A docker image for the Xenserver Ring3 team's information radiatory dashboard using InfluxDB and Grafana.
There are scripts to query the REST APIs of JIRA and Github to obtain open bug counts and pull-requests respectively. These write to a database in a locally-hosted InfluxDB. It also records other useful information like the current build status.
This has all been packaged up into a Docker container for seamless deployment. No need to worry about the host environment or dependencies, so long as you have Docker.
This has now deployed the whole application in a container. It has mapped your
local port 80 to the container port 80 which is pointing to Grafana. So you
should be able to open up a broswer and see the dashboard at localhost
.
The Dockerfile and Makefile have been constructed so that a "Data Volume
Container" (see man docker-run
) is created that will persist the data in
InfluxDB across different containers/instances.
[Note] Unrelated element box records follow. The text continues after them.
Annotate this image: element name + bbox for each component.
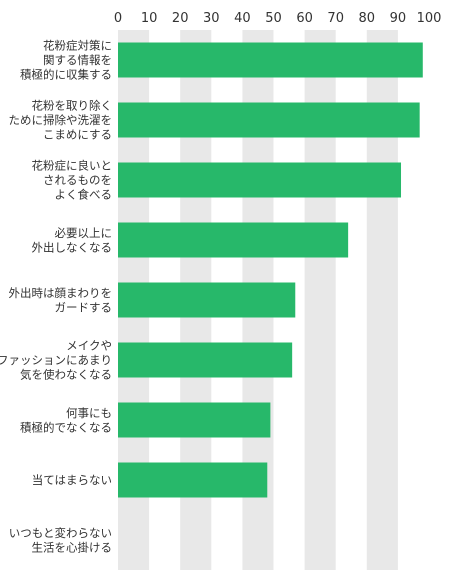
- category-label: 外出時は顔まわりをガードする: [9, 286, 113, 315]
- category-label-line: 生活を心掛ける: [32, 540, 113, 554]
- bars: [118, 42, 423, 498]
- x-tick-label: 10: [141, 11, 158, 26]
- bar: [118, 102, 420, 138]
- category-label-line: 外出しなくなる: [32, 240, 113, 254]
- category-label-line: 関する情報を: [43, 53, 112, 67]
- bar: [118, 282, 296, 318]
- category-label-line: こまめにする: [43, 128, 112, 142]
- category-label-line: ファッションにあまり: [0, 353, 112, 367]
- category-label-line: 当てはまらない: [32, 473, 112, 487]
- bar: [118, 42, 423, 78]
- category-label: メイクやファッションにあまり気を使わなくなる: [0, 339, 112, 382]
- category-label-line: 花粉を取り除く: [32, 99, 113, 113]
- bar: [118, 222, 349, 258]
- x-tick-label: 60: [296, 11, 313, 26]
- category-label-line: ガードする: [55, 300, 113, 314]
- category-label-line: 花粉症に良いと: [32, 159, 113, 173]
- category-label: 花粉症に良いとされるものをよく食べる: [32, 159, 113, 202]
- category-label-line: いつもと変わらない: [9, 526, 112, 540]
- category-label-line: 必要以上に: [55, 226, 113, 240]
- category-label-line: よく食べる: [55, 188, 113, 202]
- category-label: 花粉症対策に関する情報を積極的に収集する: [20, 39, 112, 82]
- category-label-line: 何事にも: [66, 406, 112, 420]
- category-label: 当てはまらない: [32, 473, 112, 487]
- x-tick-label: 30: [203, 11, 220, 26]
- x-tick-label: 20: [172, 11, 189, 26]
- x-tick-label: 80: [359, 11, 376, 26]
- category-label-line: メイクや: [66, 339, 112, 353]
- x-tick-label: 100: [417, 11, 442, 26]
- category-label-line: 外出時は顔まわりを: [9, 286, 113, 300]
- bar: [118, 462, 268, 498]
- category-label: 何事にも積極的でなくなる: [20, 406, 112, 435]
- category-label: 花粉を取り除くために掃除や洗濯をこまめにする: [9, 99, 113, 142]
- bar: [118, 342, 293, 378]
- category-labels: 花粉症対策に関する情報を積極的に収集する花粉を取り除くために掃除や洗濯をこまめに…: [0, 39, 112, 555]
- category-label: いつもと変わらない生活を心掛ける: [9, 526, 112, 555]
- category-label-line: されるものを: [43, 173, 112, 187]
- x-tick-label: 70: [327, 11, 344, 26]
- x-tick-label: 40: [234, 11, 251, 26]
- bar: [118, 402, 271, 438]
- category-label: 必要以上に外出しなくなる: [32, 226, 113, 255]
- category-label-line: 積極的に収集する: [20, 68, 112, 82]
- x-tick-label: 90: [390, 11, 407, 26]
- category-label-line: ために掃除や洗濯を: [9, 113, 113, 127]
- category-label-line: 気を使わなくなる: [20, 368, 112, 382]
- category-label-line: 花粉症対策に: [43, 39, 112, 53]
- x-tick-label: 50: [265, 11, 282, 26]
- x-axis-tick-labels: 0 10 20 30 40 50 60 70 80 90 100: [114, 11, 442, 26]
- x-tick-label: 0: [114, 11, 122, 26]
- category-label-line: 積極的でなくなる: [20, 420, 112, 434]
- bar: [118, 162, 402, 198]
If you want to start from scratch, you can run make purge
.
Github imposes rate-limiting on its API. The limit is significantly higher if
you autenticate your requests. The Github script supports this. The Dockerfile
will ADD
a file containing your key to the container so that it can be used
by this script. This file must be present when you build the container in
a file called scripts/.gh-token
if you don't want to be rate limited. The
Makefile rule will ask if you want to generate a dummy one but this will be
subject to rate limiting.
The python scripts all supprt a --dry-run
(or -n
) option so that you can
try them out. If you are developing outside the container you will want to
install the python packages that the scripts use on your host (see the pip install
command in the Dockerfile). However, it's recommended to do your
development inside the container. To enter the container use which will drop
you into a container with all of the services running:
make shell
...
[root@7a738bbd4269 /]# ps ax
PID TTY STAT TIME COMMAND
1 ? Ss+ 0:00 /usr/bin/python /usr/bin/supervisord -c /etc/supervisord.d/supervisord.conf
30 ? Sl 0:00 /opt/influxdb/influxd -pidfile=/var/run/influxdb/influxd.pid -config=/etc/opt/influxdb/influxdb.conf
31 ? Sl 0:00 /usr/sbin/grafana-server --homepath=/usr/share/grafana --config=/etc/grafana/grafana.ini cfg:default.paths.data=/var/lib/grafana cfg:default.paths.logs
32 ? S 0:00 nginx: master process /usr/sbin/nginx
33 ? S 0:00 /usr/sbin/crond -n -p -m off
46 ? S 0:00 nginx: worker process
The cron jobs log both stdout and stderr of their last run to files in the root directory:
[root@7a738bbd4269 /]# cat /cron-stamp
Tue Jun 21 14:00:01 BST 2016
If you want to expose the InfluxDB ports then you can do so as follows:
PORTS="-p 8083:8083 -p 8086:8086" make <run|shell>
Most of the scripts to gather data have all of their parameters at the top.
E.g. tickets.py
speifies a dictionary at the top of the file of JIRA filter
names to gather information for. To track different metrics, just edit these
scripts and run make run
(you may want to get rid of the old data using make purge
).
If you have some InfluxDB data to import then then you can use make shell
which mounts the current directory inside the container. This allows you to
place your data in the directory alongside the Makefile and from within the
container move whatever you need into /var/opt/influxdb
which is the volume
exposed by the data volume container. Note: this should be done with no
other containers accessing the data volume container to avoid any corruption.
If you want to configure a machine to automatically run and display this dashboard then there are some instructions in INSTALL.md.